12. Outward strategy

Promptfoo has issues enabled and discussions disabled. The repo norm is mostly direct technical issues with concrete examples.

P28 should not open with a broad integration ask.

If the sample lands, outreach should be a compact issue that asks one narrow question:

Is the surfaced deterministic assertion GradingResult the right minimal public result boundary for external evidence consumers, or should consumers anchor to a different JSON/Node result surface?

Keep the tone warm, concise, and concrete.

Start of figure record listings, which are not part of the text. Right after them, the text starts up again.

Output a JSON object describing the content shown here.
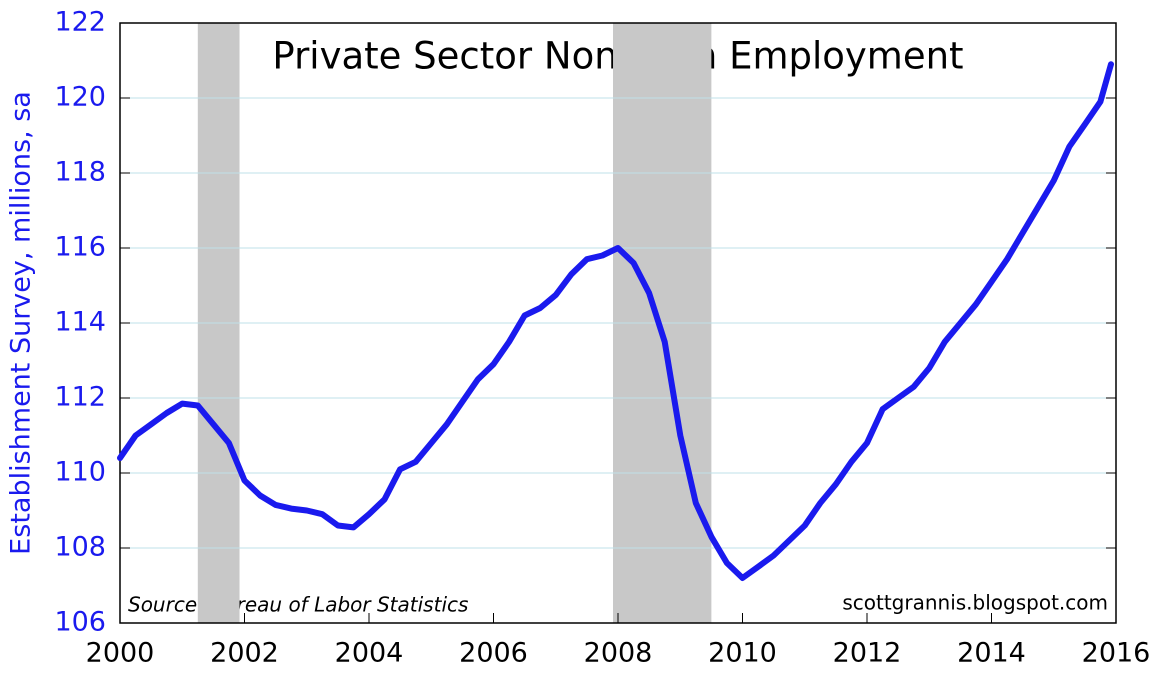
{
  "chart_data": {
    "type": "line",
    "title": "Private Sector Non-farm Employment",
    "y_label": "Establishment Survey, millions, sa",
    "source": "Source:  Bureau of Labor Statistics",
    "watermark": "scottgrannis.blogspot.com",
    "color": "#1a1aee",
    "shaded_periods": [
      [
        2001.25,
        2001.92
      ],
      [
        2007.92,
        2009.5
      ]
    ],
    "shade_color": "#c8c8c8",
    "grid": true,
    "xlim": [
      2000,
      2016
    ],
    "xticks": [
      2000,
      2002,
      2004,
      2006,
      2008,
      2010,
      2012,
      2014,
      2016
    ],
    "ylim": [
      106,
      122
    ],
    "yticks": [
      106,
      108,
      110,
      112,
      114,
      116,
      118,
      120,
      122
    ],
    "x": [
      2000,
      2000.25,
      2000.5,
      2000.75,
      2001,
      2001.25,
      2001.5,
      2001.75,
      2002,
      2002.25,
      2002.5,
      2002.75,
      2003,
      2003.25,
      2003.5,
      2003.75,
      2004,
      2004.25,
      2004.5,
      2004.75,
      2005,
      2005.25,
      2005.5,
      2005.75,
      2006,
      2006.25,
      2006.5,
      2006.75,
      2007,
      2007.25,
      2007.5,
      2007.75,
      2008,
      2008.25,
      2008.5,
      2008.75,
      2009,
      2009.25,
      2009.5,
      2009.75,
      2010,
      2010.25,
      2010.5,
      2010.75,
      2011,
      2011.25,
      2011.5,
      2011.75,
      2012,
      2012.25,
      2012.5,
      2012.75,
      2013,
      2013.25,
      2013.5,
      2013.75,
      2014,
      2014.25,
      2014.5,
      2014.75,
      2015,
      2015.25,
      2015.5,
      2015.75,
      2015.92
    ],
    "values": [
      110.4,
      111.0,
      111.3,
      111.6,
      111.85,
      111.8,
      111.3,
      110.8,
      109.8,
      109.4,
      109.15,
      109.05,
      109.0,
      108.9,
      108.6,
      108.55,
      108.9,
      109.3,
      110.1,
      110.3,
      110.8,
      111.3,
      111.9,
      112.5,
      112.9,
      113.5,
      114.2,
      114.4,
      114.75,
      115.3,
      115.7,
      115.8,
      116.0,
      115.6,
      114.8,
      113.5,
      111.0,
      109.2,
      108.3,
      107.6,
      107.2,
      107.5,
      107.8,
      108.2,
      108.6,
      109.2,
      109.7,
      110.3,
      110.8,
      111.7,
      112.0,
      112.3,
      112.8,
      113.5,
      114.0,
      114.5,
      115.1,
      115.7,
      116.4,
      117.1,
      117.8,
      118.7,
      119.3,
      119.9,
      120.9
    ]
  }
}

Do not ask Promptfoo maintainers to validate Assay's broader evidence model.

13. Success criteria

This plan succeeds when:

  • Assay has one credible eval-as-CI adjacent surface that is smaller than Promptfoo eval-run truth
  • the lane stays on a single deterministic assertion result
  • the reduced artifact remains smaller than prompt/output/expected/config payloads
  • discovery proves the surfaced shape before any contract freeze
  • malformed rules prevent wrapper drift into Promptfoo platform or run truth

14. Final judgment

P28 should be a Promptfoo deterministic assertion GradingResult lane: one surfaced pass/score/reason result, and nothing broader.